ESPECIAL DIRECTORES DE OSCAR: WES ANDERSON

El Gran Hotel Budapest

Llegado a este punto parecía difícil aventurar cuál iba a ser el siguiente paso de Anderson; él mismo se lo había puesto complicado. Sí que lo tenía más fácil que nunca para satisfacer a su público, al que ya había enseñado a ver sus películas, a leer sus discursos cinematográficos. Ya no era un nerd que hacía un cine rocambolesco para impresionar a las élites de la crítica, sino que era el director de moda elegido para encabezar en el cine el resurgir del movimiento kitsch de los últimos años, tan pretendidamente hipster, tan pedantemente impuesto, tan fácilmente encasillable –os propongo algo: buscad la palabra “vintage” en Google Imágenes y con lo que veis pensad en un director de cine–. El miedo que muchos teníamos era que Anderson cayera en la trampa de aceptar tal (des)honor, precisamente lo que acabó ocurriendo en 2014 con El Gran Hotel Budapest (The Grand Budapest Hotel).

Inspirada libremente en los escritos del genio austro-húngaro Stefan Zweig, la película inventa repúblicas imaginarias y levantamientos fascistas en el este de Europa en una hipotética primera mitad de siglo XX, clara analogía del alzamiento nacionalsocialista, como contexto para contar una historia de arquetipos buenos y malos caricaturizados hasta la vergüenza ajena, y de paso hacer una sutil y amarga crítica de unos hechos históricos que blablablá. Ya sabéis como va esto, lo habéis visto en mil películas, y Anderson se limita a llenar su casa de muñecas con más de lo mismo. Definitivamente estamos ante la típica película de Anderson que esperábamos ver, y eso es lo malo, no hay ideas nuevas, no hay más vueltas de tuerca, no hay sorpresas absolutamente en ningún momento de la trama, y desde luego es tan bonita y tan dulce como puede ser cada película de Anderson, pero ya está. Y la prueba más certera de que estamos ante el producto más convencional y de más fácil elaboración de este director es precisamente que ha sido por fin nominado al Oscar a Mejor Director, y El Gran Hotel Budapest nominada a Mejor Película, un síntoma más que obvio del amaestramiento comercial de un director diferente que buscaba ir siempre más allá con sus obras, creaciones que se expresaban por él.

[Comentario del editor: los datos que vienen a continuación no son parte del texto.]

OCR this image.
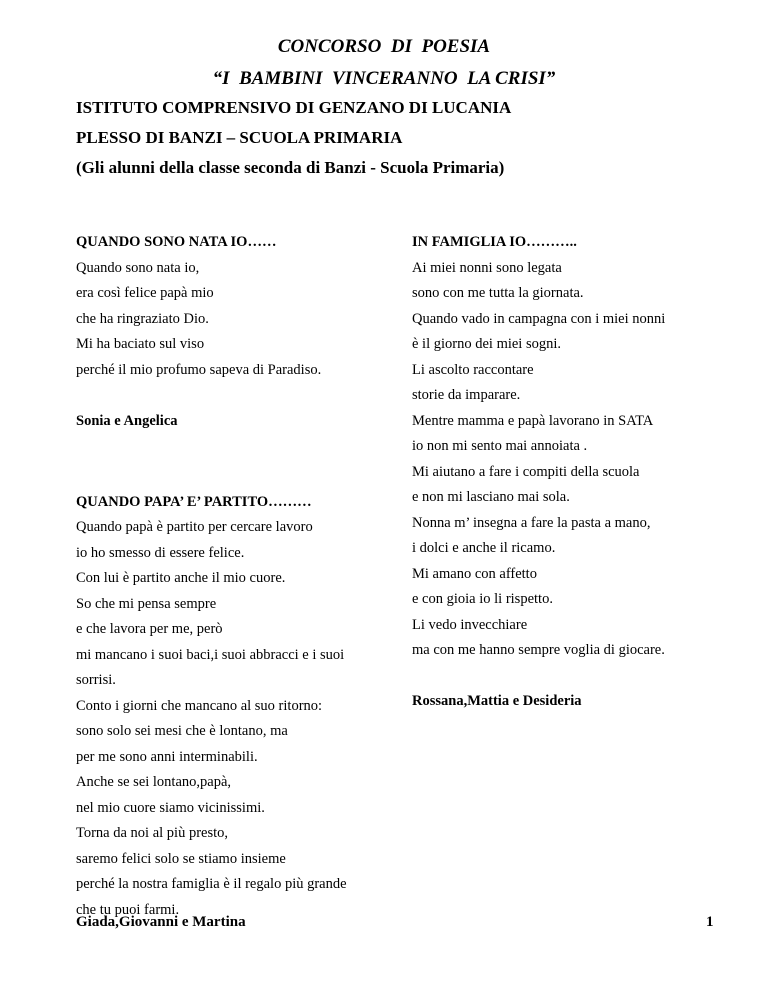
CONCORSO  DI  POESIA
“I  BAMBINI  VINCERANNO  LA CRISI”
ISTITUTO COMPRENSIVO DI GENZANO DI LUCANIA
PLESSO DI BANZI – SCUOLA PRIMARIA
(Gli alunni della classe seconda di Banzi - Scuola Primaria)
QUANDO SONO NATA IO……
Quando sono nata io,
era così felice papà mio
che ha ringraziato Dio.
Mi ha baciato sul viso
perché il mio profumo sapeva di Paradiso.
Sonia e Angelica
QUANDO PAPA’ E’ PARTITO………
Quando papà è partito per cercare lavoro
io ho smesso di essere felice.
Con lui è partito anche il mio cuore.
So che mi pensa sempre
e che lavora per me, però
mi mancano i suoi baci,i suoi abbracci e i suoi
sorrisi.
Conto i giorni che mancano al suo ritorno:
sono solo sei mesi che è lontano, ma
per me sono anni interminabili.
Anche se sei lontano,papà,
nel mio cuore siamo vicinissimi.
Torna da noi al più presto,
saremo felici solo se stiamo insieme
perché la nostra famiglia è il regalo più grande
che tu puoi farmi.
IN FAMIGLIA IO………..
Ai miei nonni sono legata
sono con me tutta la giornata.
Quando vado in campagna con i miei nonni
è il giorno dei miei sogni.
Li ascolto raccontare
storie da imparare.
Mentre mamma e papà lavorano in SATA
io non mi sento mai annoiata .
Mi aiutano a fare i compiti della scuola
e non mi lasciano mai sola.
Nonna m’ insegna a fare la pasta a mano,
i dolci e anche il ricamo.
Mi amano con affetto
e con gioia io li rispetto.
Li vedo invecchiare
ma con me hanno sempre voglia di giocare.
Rossana,Mattia e Desideria
Giada,Giovanni e Martina	1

El caso de Anderson me recuerda tristemente al de Quentin Tarantino, otro libre creador que se creyó su propio mito tanto que dejó de exigirse a sí mismo, encerrándose en su particular estilo que ya empezaba a resultar monótono y manido, y cuando se decidió a abordar la II Guerra Mundial acabó entregando la película que todos esperaban: el público encantado, la crítica deshecha en elogios y los Oscar le nominan por vez primera a Mejor Director. Por supuesto no le conceden la estatuilla, se trata solamente de un truco para domar a un cineasta diferente, y enseñarle cómo tiene que hacer las cosas. La siguiente película de Tarantino fue una decepcionante, obvia y nuevamente nominada incursión en otra época histórica, subrayando aún más a través de sus cansinas manías formales que su puesta en escena carece ya de inventiva alguna. Espero equivocarme cuando me temo que el cine de Wes Anderson tomará a partir de ahora la misma dirección, pero el propio director ha anunciado ya el argumento del nuevo proyecto en el que está trabajando: una película de animación en stop-motion, inspirada en El Oro de Nápoles (1954) de Vittorio De Sica, que contará en clave de comedia la historia de varios personajes al estilo de las comedias de enredo clásicas. ¿Les suena de algo?